Cela nous permet de comprendre comment le phénotype métabolique d’une cellule immunitaire change en présence d’une tumeur et en réponse à la distance à la tumeur. Il reste encore beaucoup à découvrir et à comprendre, ce qui y contribuera de manière significative.
À propos du professeur Ron Heeran
Prof. Dr. Ron MA Heeren a obtenu un doctorat en physique technique en 1992 à l’Université d’Amsterdam sur les interactions plasma-surface. Il a commencé à travailler sur l’instrumentation d’imagerie moléculaire et son application en tant que chef de groupe de recherche au FOM-AMOLF, Amsterdam. En 2001, il est devenu professeur à la faculté de chimie de l’Université d’Utrecht, donnant des cours sur les aspects physiques de la spectrométrie de masse biomoléculaire. En 2014, il a commencé comme professeur émérite et titulaire de la chaire Limburg à l’Université de Maastricht. Il est le fondateur et directeur scientifique de M4I, l’institut Maastricht MultiModal Molecular Imaging sur le campus Brightlands Maastricht Health. Il a reçu le prestigieux prix Physics Valorization 2019 de l’organisation néerlandaise pour la recherche scientifique, NWO et la médaille Thomson 2020 de la fondation internationale de spectrométrie de masse. En 2021, il a été élu membre de l’Académie royale néerlandaise des sciences, KNAW. Ses intérêts de recherche académique sont la médecine personnalisée basée sur la spectrométrie de masse, l’imagerie moléculaire translationnelle et la recherche « omique », la bioinformatique à haut débit et le développement et la validation de techniques innovantes d’imagerie analytique moléculaire dans toutes les disciplines scientifiques.
À propos de Pitcon
Pittcon est la plus grande conférence et exposition annuelle de premier plan au monde sur la science de laboratoire. Pittcon attire plus de 16 000 participants de l’industrie, du milieu universitaire et du gouvernement de plus de 90 pays à travers le monde.

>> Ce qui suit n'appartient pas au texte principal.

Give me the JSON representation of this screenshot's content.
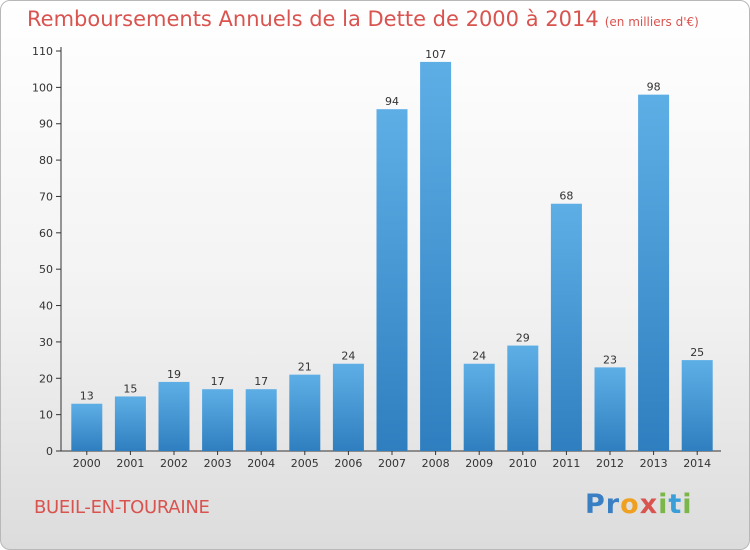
{
  "header": {
    "title": "Remboursements Annuels de la Dette de 2000 à 2014",
    "unit": "(en milliers d'€)"
  },
  "footer": {
    "commune": "BUEIL-EN-TOURAINE",
    "logo_text": "Proxiti",
    "logo_letters": [
      {
        "char": "P",
        "color": "#3a7fc4"
      },
      {
        "char": "r",
        "color": "#3a7fc4"
      },
      {
        "char": "o",
        "color": "#f0a020"
      },
      {
        "char": "x",
        "color": "#d9534f"
      },
      {
        "char": "i",
        "color": "#7ab648"
      },
      {
        "char": "t",
        "color": "#3a9fd8"
      },
      {
        "char": "i",
        "color": "#7ab648"
      }
    ]
  },
  "colors": {
    "title": "#d9534f",
    "bar_top": "#5eaee6",
    "bar_bottom": "#2f7fc0",
    "axis": "#333333",
    "grid": "#e0e0e0"
  },
  "chart_data": {
    "type": "bar",
    "title": "Remboursements Annuels de la Dette de 2000 à 2014",
    "subtitle": "(en milliers d'€)",
    "xlabel": "",
    "ylabel": "",
    "categories": [
      "2000",
      "2001",
      "2002",
      "2003",
      "2004",
      "2005",
      "2006",
      "2007",
      "2008",
      "2009",
      "2010",
      "2011",
      "2012",
      "2013",
      "2014"
    ],
    "values": [
      13,
      15,
      19,
      17,
      17,
      21,
      24,
      94,
      107,
      24,
      29,
      68,
      23,
      98,
      25
    ],
    "ylim": [
      0,
      110
    ],
    "yticks": [
      0,
      10,
      20,
      30,
      40,
      50,
      60,
      70,
      80,
      90,
      100,
      110
    ],
    "grid": false,
    "legend": "none",
    "data_labels": true
  }
}
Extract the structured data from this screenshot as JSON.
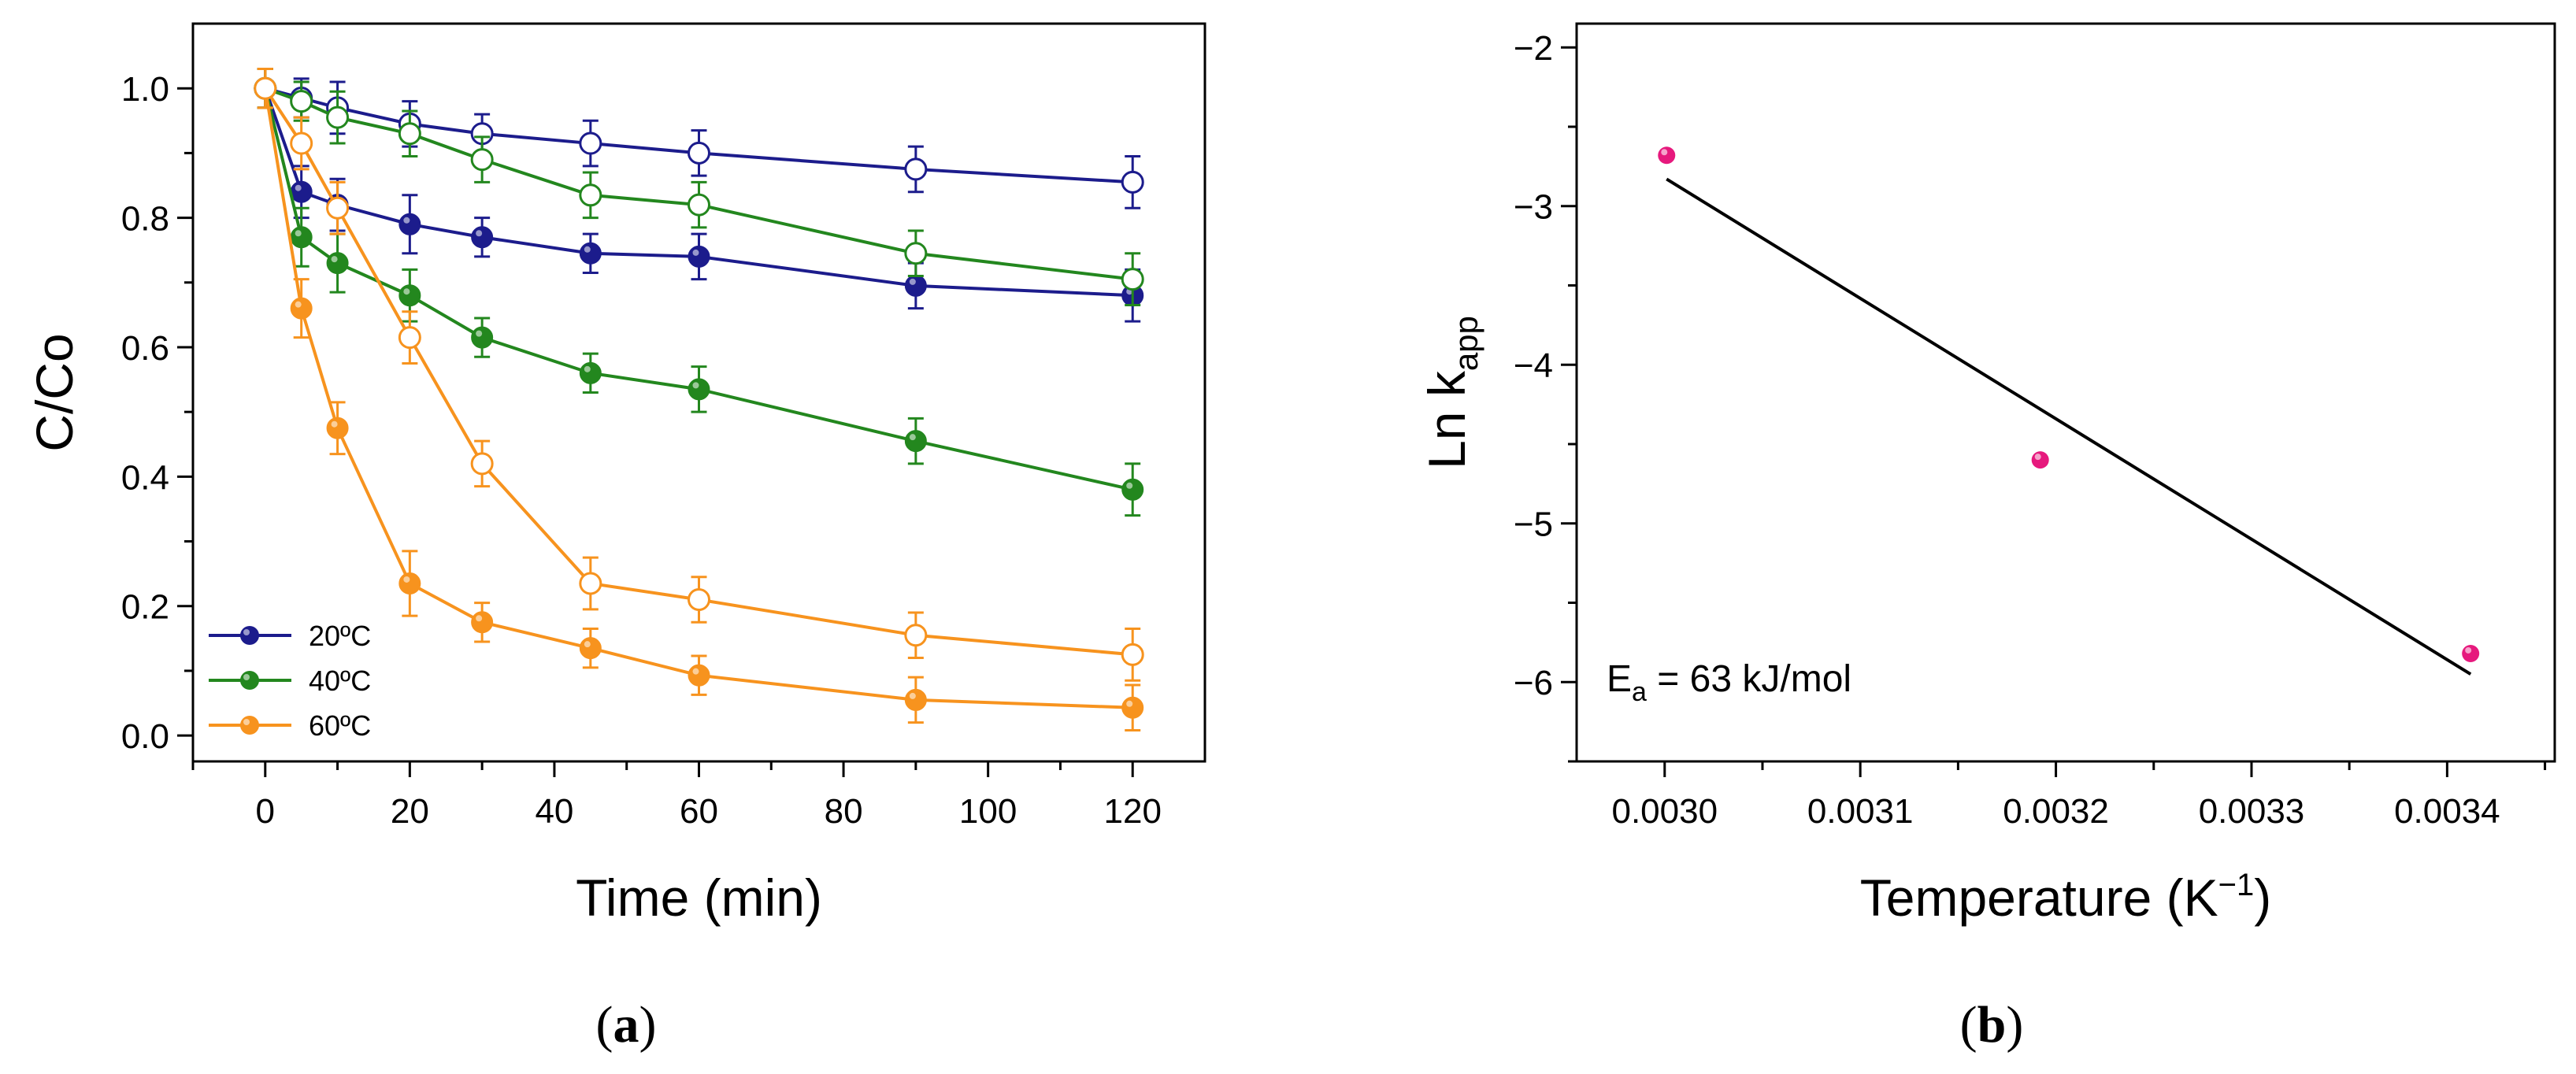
{
  "chart_data": [
    {
      "type": "line",
      "panel": "a",
      "caption_open": "(",
      "caption": "a",
      "caption_close": ")",
      "xlabel": "Time (min)",
      "ylabel": "C/Co",
      "xlim": [
        -10,
        130
      ],
      "ylim": [
        -0.04,
        1.1
      ],
      "xticks": [
        0,
        20,
        40,
        60,
        80,
        100,
        120
      ],
      "yticks": [
        0.0,
        0.2,
        0.4,
        0.6,
        0.8,
        1.0
      ],
      "x": [
        0,
        5,
        10,
        20,
        30,
        45,
        60,
        90,
        120
      ],
      "series": [
        {
          "name": "20ºC",
          "variant": "filled",
          "color": "#1c1c8c",
          "values": [
            1.0,
            0.84,
            0.82,
            0.79,
            0.77,
            0.745,
            0.74,
            0.695,
            0.68
          ],
          "errors": [
            0.03,
            0.04,
            0.04,
            0.045,
            0.03,
            0.03,
            0.035,
            0.035,
            0.04
          ]
        },
        {
          "name": "20ºC",
          "variant": "open",
          "color": "#1c1c8c",
          "values": [
            1.0,
            0.985,
            0.97,
            0.945,
            0.93,
            0.915,
            0.9,
            0.875,
            0.855
          ],
          "errors": [
            0.03,
            0.03,
            0.04,
            0.035,
            0.03,
            0.035,
            0.035,
            0.035,
            0.04
          ]
        },
        {
          "name": "40ºC",
          "variant": "filled",
          "color": "#23871e",
          "values": [
            1.0,
            0.77,
            0.73,
            0.68,
            0.615,
            0.56,
            0.535,
            0.455,
            0.38
          ],
          "errors": [
            0.03,
            0.045,
            0.045,
            0.04,
            0.03,
            0.03,
            0.035,
            0.035,
            0.04
          ]
        },
        {
          "name": "40ºC",
          "variant": "open",
          "color": "#23871e",
          "values": [
            1.0,
            0.98,
            0.955,
            0.93,
            0.89,
            0.835,
            0.82,
            0.745,
            0.705
          ],
          "errors": [
            0.03,
            0.03,
            0.04,
            0.035,
            0.035,
            0.035,
            0.035,
            0.035,
            0.04
          ]
        },
        {
          "name": "60ºC",
          "variant": "filled",
          "color": "#f7931e",
          "values": [
            1.0,
            0.66,
            0.475,
            0.235,
            0.175,
            0.135,
            0.093,
            0.055,
            0.043
          ],
          "errors": [
            0.03,
            0.045,
            0.04,
            0.05,
            0.03,
            0.03,
            0.03,
            0.035,
            0.035
          ]
        },
        {
          "name": "60ºC",
          "variant": "open",
          "color": "#f7931e",
          "values": [
            1.0,
            0.915,
            0.815,
            0.615,
            0.42,
            0.235,
            0.21,
            0.155,
            0.125
          ],
          "errors": [
            0.03,
            0.04,
            0.04,
            0.04,
            0.035,
            0.04,
            0.035,
            0.035,
            0.04
          ]
        }
      ],
      "legend": {
        "placement": "bottom-left",
        "entries": [
          {
            "label": "20ºC",
            "color": "#1c1c8c"
          },
          {
            "label": "40ºC",
            "color": "#23871e"
          },
          {
            "label": "60ºC",
            "color": "#f7931e"
          }
        ]
      }
    },
    {
      "type": "scatter",
      "panel": "b",
      "caption_open": "(",
      "caption": "b",
      "caption_close": ")",
      "xlabel": "Temperature (K",
      "xlabel_sup": "−1",
      "xlabel_end": ")",
      "ylabel": "Ln k",
      "ylabel_sub": "app",
      "xlim": [
        0.002955,
        0.003455
      ],
      "ylim": [
        -6.5,
        -1.85
      ],
      "xticks": [
        "0.0030",
        "0.0031",
        "0.0032",
        "0.0033",
        "0.0034"
      ],
      "xtick_values": [
        0.003,
        0.0031,
        0.0032,
        0.0033,
        0.0034
      ],
      "yticks": [
        "−2",
        "−3",
        "−4",
        "−5",
        "−6"
      ],
      "ytick_values": [
        -2,
        -3,
        -4,
        -5,
        -6
      ],
      "points": [
        {
          "x": 0.003001,
          "y": -2.68
        },
        {
          "x": 0.003192,
          "y": -4.6
        },
        {
          "x": 0.003412,
          "y": -5.82
        }
      ],
      "point_color": "#e6197d",
      "fit_line": {
        "x": [
          0.003001,
          0.003412
        ],
        "y": [
          -2.83,
          -5.95
        ]
      },
      "annotation": {
        "main": "E",
        "sub": "a",
        "rest": " = 63 kJ/mol"
      }
    }
  ]
}
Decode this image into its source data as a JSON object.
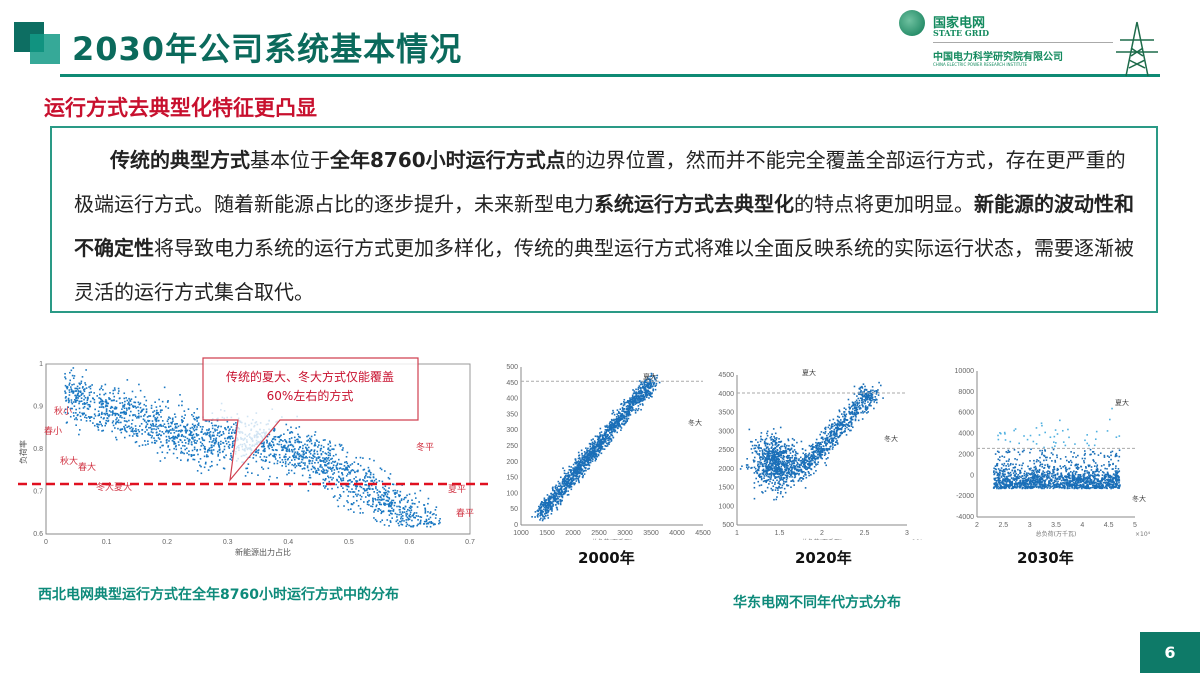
{
  "header": {
    "title": "2030年公司系统基本情况",
    "logo_cn": "国家电网",
    "logo_en": "STATE GRID",
    "institute": "中国电力科学研究院有限公司",
    "institute_en": "CHINA ELECTRIC POWER RESEARCH INSTITUTE"
  },
  "subtitle": "运行方式去典型化特征更凸显",
  "paragraph": [
    {
      "t": "传统的典型方式",
      "b": true
    },
    {
      "t": "基本位于",
      "b": false
    },
    {
      "t": "全年8760小时运行方式点",
      "b": true
    },
    {
      "t": "的边界位置，然而并不能完全覆盖全部运行方式，存在更严重的极端运行方式。随着新能源占比的逐步提升，未来新型电力",
      "b": false
    },
    {
      "t": "系统运行方式去典型化",
      "b": true
    },
    {
      "t": "的特点将更加明显。",
      "b": false
    },
    {
      "t": "新能源的波动性和不确定性",
      "b": true
    },
    {
      "t": "将导致电力系统的运行方式更加多样化，传统的典型运行方式将难以全面反映系统的实际运行状态，需要逐渐被灵活的运行方式集合取代。",
      "b": false
    }
  ],
  "northwest_chart": {
    "callout": "传统的夏大、冬大方式仅能覆盖60%左右的方式",
    "xticks": [
      "0",
      "0.1",
      "0.2",
      "0.3",
      "0.4",
      "0.5",
      "0.6",
      "0.7"
    ],
    "yticks": [
      "0.6",
      "0.7",
      "0.8",
      "0.9",
      "1"
    ],
    "xlabel": "新能源出力占比",
    "ylabel": "负荷率",
    "labels": [
      "秋小",
      "春小",
      "秋大",
      "春大",
      "冬大",
      "夏大",
      "冬平",
      "夏平",
      "春平"
    ],
    "caption": "西北电网典型运行方式在全年8760小时运行方式中的分布"
  },
  "east_charts": [
    {
      "year": "2000年",
      "xticks": [
        "1000",
        "1500",
        "2000",
        "2500",
        "3000",
        "3500",
        "4000",
        "4500"
      ],
      "yticks": [
        "0",
        "50",
        "100",
        "150",
        "200",
        "250",
        "300",
        "350",
        "400",
        "450",
        "500"
      ],
      "xlabel": "总负荷(万千瓦)",
      "summer": "夏大",
      "winter": "冬大"
    },
    {
      "year": "2020年",
      "xticks": [
        "1",
        "1.5",
        "2",
        "2.5",
        "3"
      ],
      "yticks": [
        "500",
        "1000",
        "1500",
        "2000",
        "2500",
        "3000",
        "3500",
        "4000",
        "4500"
      ],
      "xlabel": "总负荷(万千瓦)",
      "exp": "×10⁴",
      "summer": "夏大",
      "winter": "冬大"
    },
    {
      "year": "2030年",
      "xticks": [
        "2",
        "2.5",
        "3",
        "3.5",
        "4",
        "4.5",
        "5"
      ],
      "yticks": [
        "-4000",
        "-2000",
        "0",
        "2000",
        "4000",
        "6000",
        "8000",
        "10000"
      ],
      "xlabel": "总负荷(万千瓦)",
      "exp": "×10⁴",
      "summer": "夏大",
      "winter": "冬大"
    }
  ],
  "east_caption": "华东电网不同年代方式分布",
  "page_number": "6",
  "colors": {
    "teal": "#0e7a68",
    "red": "#c8102e",
    "point": "#1a78c2"
  }
}
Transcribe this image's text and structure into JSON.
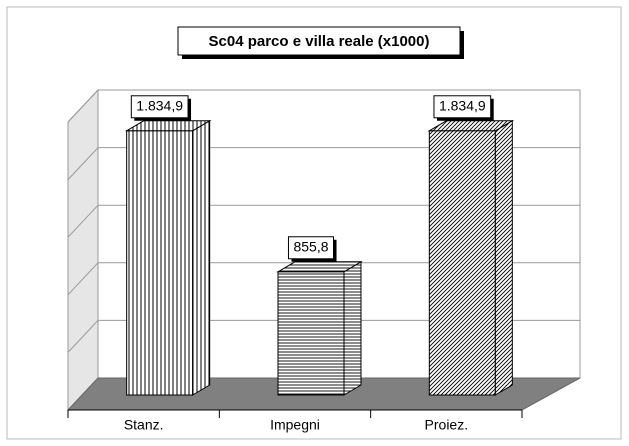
{
  "chart_data": {
    "type": "bar3d",
    "title": "Sc04 parco e villa reale (x1000)",
    "categories": [
      "Stanz.",
      "Impegni",
      "Proiez."
    ],
    "values": [
      1834.9,
      855.8,
      1834.9
    ],
    "value_labels": [
      "1.834,9",
      "855,8",
      "1.834,9"
    ],
    "patterns": [
      "vertical",
      "horizontal",
      "diagonal"
    ],
    "ylim": [
      0,
      2000
    ],
    "yticks": [
      0,
      400,
      800,
      1200,
      1600,
      2000
    ],
    "grid": true
  }
}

Leur mission est de parrainer et de soutenir des activités éducatives et caritatives pour l’avancement et le bénéfice de l’effort scientifique.
Le public cible de Pittcon n’est pas seulement les « chimistes analytiques », mais tous les scientifiques de laboratoire – toute personne qui identifie, quantifie, analyse ou teste les propriétés chimiques ou biologiques de composés ou de molécules, ou qui gère ces scientifiques de laboratoire.
S’étant développé au-delà de ses racines dans la chimie analytique et la spectroscopie, Pittcon est devenu un événement qui dessert désormais également un public diversifié englobant les sciences de la vie, la découverte pharmaceutique et l’assurance qualité, la sécurité alimentaire, l’environnement, le bioterrorisme et d’autres marchés émergents.